Greg LEMOND: 20 Minutes With PEZ
There I was, at the ADT center surrounded by some of the biggest speedsters in the world of bicycle racing. These guys were tough, mean and serious looking. Then there was the mild mannered, fit looking guy with graying hair with that famous little smile on his face – the first American to win the Tour de France – Greg Lemond!
So amongst all these gigantic bags of muscles, who would expect to see one of the greatest road racers of all time? Yet there he was. Greg Lemond was signing autographs for a long line of fans when I first caught up to him. He was there with 8 time US National Champion Paul Swift who now does R&D for Lemond Fitness Company. Paul is a friend of mine, and before I knew it, I was sitting down with Lemond himself. Of course it didn’t hurt that they had both read the PEZ review on his LeWedges.
First, a little background. Everyone knows about Greg’s historic 8-second defeat of Laurent Fignon and his incredible come back from a near fatal hunting accident, but what might have been forgotten is that Lemond used to race a full season. Many people think that had he not been shot, Lemond could have easily tied the old record of 5 while at the same time, competing in the classics and the grand tours, placing him solidly in the history books along side such riders as Anquetil and Merckx.

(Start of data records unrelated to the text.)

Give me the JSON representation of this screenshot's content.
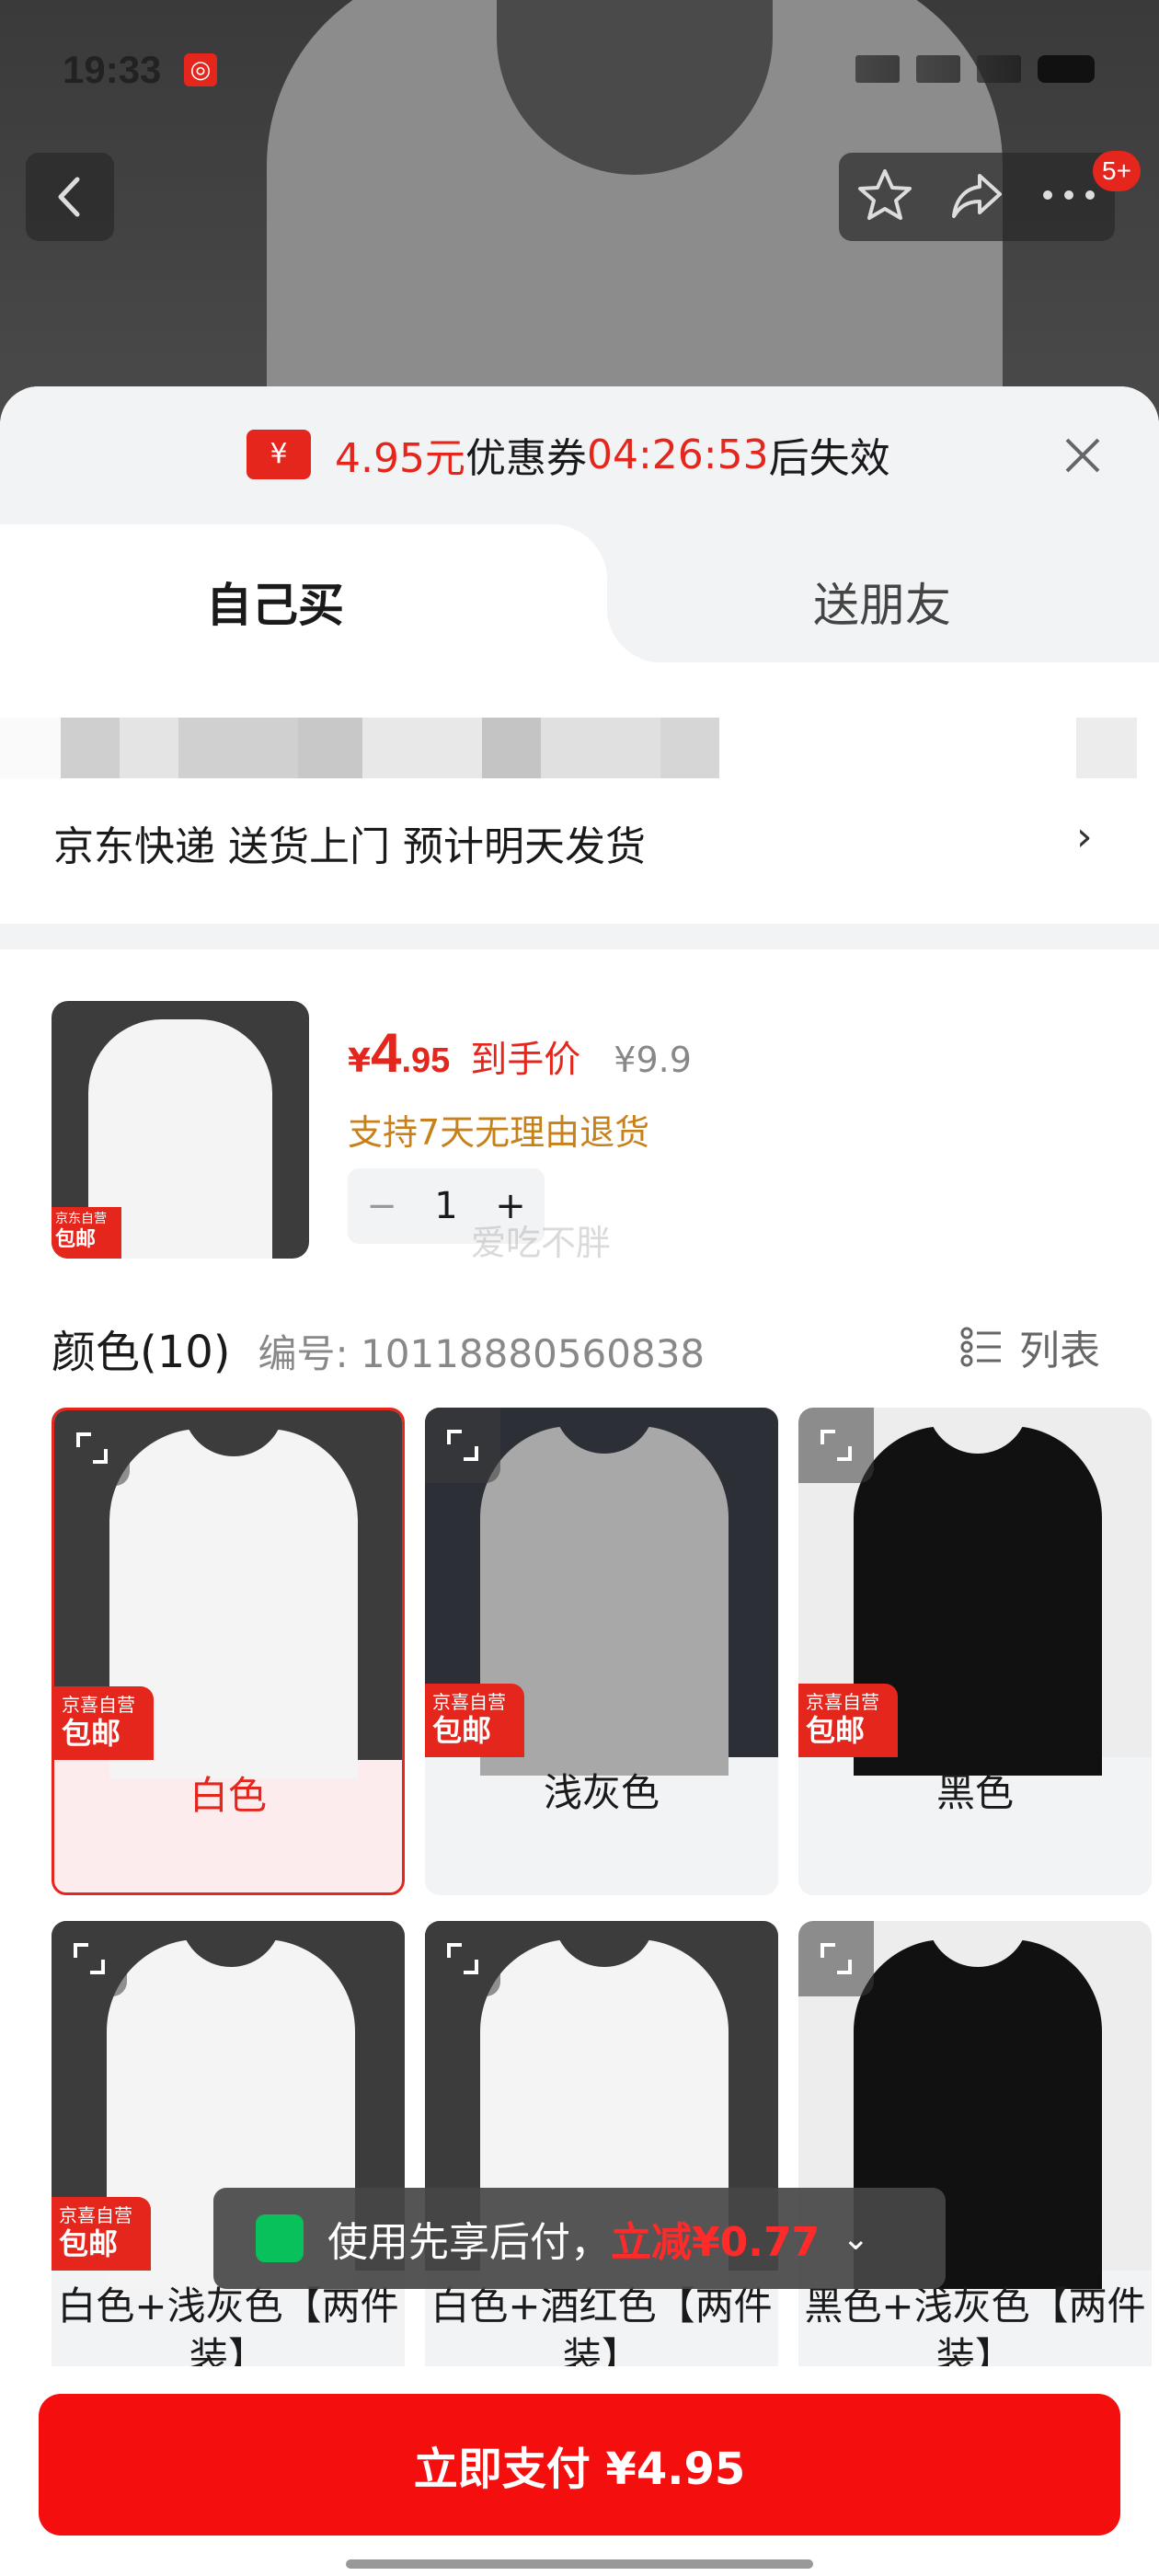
{
  "status_bar": {
    "time": "19:33",
    "app_icon": "netease-music-icon"
  },
  "header": {
    "back_icon": "chevron-left-icon",
    "fav_icon": "star-icon",
    "share_icon": "share-icon",
    "more_icon": "more-icon",
    "more_badge": "5+"
  },
  "coupon": {
    "amount": "4.95元",
    "label": "优惠券",
    "countdown": "04:26:53",
    "suffix": "后失效",
    "icon": "¥"
  },
  "tabs": [
    {
      "label": "自己买",
      "active": true
    },
    {
      "label": "送朋友",
      "active": false
    }
  ],
  "shipping": {
    "text": "京东快递 送货上门 预计明天发货",
    "arrow": "›"
  },
  "product": {
    "price_symbol": "¥",
    "price_int": "4",
    "price_dec": ".95",
    "price_tag": "到手价",
    "original_price": "¥9.9",
    "return_policy": "支持7天无理由退货",
    "quantity": "1",
    "minus": "−",
    "plus": "+",
    "badge_top": "京东自营",
    "badge_bottom": "包邮",
    "watermark": "爱吃不胖"
  },
  "color_section": {
    "title": "颜色(10)",
    "code": "编号: 10118880560838",
    "list_label": "列表"
  },
  "color_options": [
    {
      "label": "白色",
      "selected": true,
      "shirt": "#f4f4f4",
      "bg": "#3c3c3c",
      "badge_top": "京喜自营",
      "badge_bottom": "包邮"
    },
    {
      "label": "浅灰色",
      "selected": false,
      "shirt": "#a8a8a8",
      "bg": "#2c2f36",
      "badge_top": "京喜自营",
      "badge_bottom": "包邮"
    },
    {
      "label": "黑色",
      "selected": false,
      "shirt": "#111111",
      "bg": "#ededed",
      "badge_top": "京喜自营",
      "badge_bottom": "包邮"
    },
    {
      "label": "白色+浅灰色【两件装】",
      "selected": false,
      "shirt": "#f4f4f4",
      "bg": "#3c3c3c",
      "badge_top": "京喜自营",
      "badge_bottom": "包邮"
    },
    {
      "label": "白色+酒红色【两件装】",
      "selected": false,
      "shirt": "#f4f4f4",
      "bg": "#3c3c3c",
      "badge_top": "",
      "badge_bottom": ""
    },
    {
      "label": "黑色+浅灰色【两件装】",
      "selected": false,
      "shirt": "#111111",
      "bg": "#ededed",
      "badge_top": "",
      "badge_bottom": ""
    }
  ],
  "toast": {
    "text": "使用先享后付，",
    "highlight": "立减¥0.77"
  },
  "pay_button": {
    "label": "立即支付 ¥4.95"
  },
  "colors": {
    "accent": "#e4261d",
    "pay_button": "#f40e0e",
    "return_text": "#c8811a"
  }
}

I first asked Greg about what his connection to the newly build ADT Center was. It turns out Roger Young, the track director is a big fan of the Lemond Spinner and wants to use them on a permanent basis at the track. Greg hasn’t ridden on the track in quite some time, but he pointed out that track racing was really the standard when he was a junior and he pretty much competed in the state track championships until he turned pro.
I asked Greg about his company, and his riding habits, but mostly he just wanted to chat. The subject turned to coaching and he said that while he has no plans to doing any direct coaching, he does try to support racing at the developmental level as much as possible. I also tried to give him the chance to pitch some of his hot new products, but once again he really just wanted to keep things casual. Perhaps he was relieved just to talk to a fan rather than a pushy reporter grilling him on his comments regarding drug use and Armstrong.
At the end of our conversation (Paul had to drag him away), I felt like I had made a new friend. Despite all the rumors and other media reports, Greg came across as a guy who truly loves the sport and wants to stay involved with it at whatever level he can. As someone who had just completed his first season of racing (at age 14) when Greg pulled off his miraculous win over Laurent Fignon, this was truly an experience I will remember.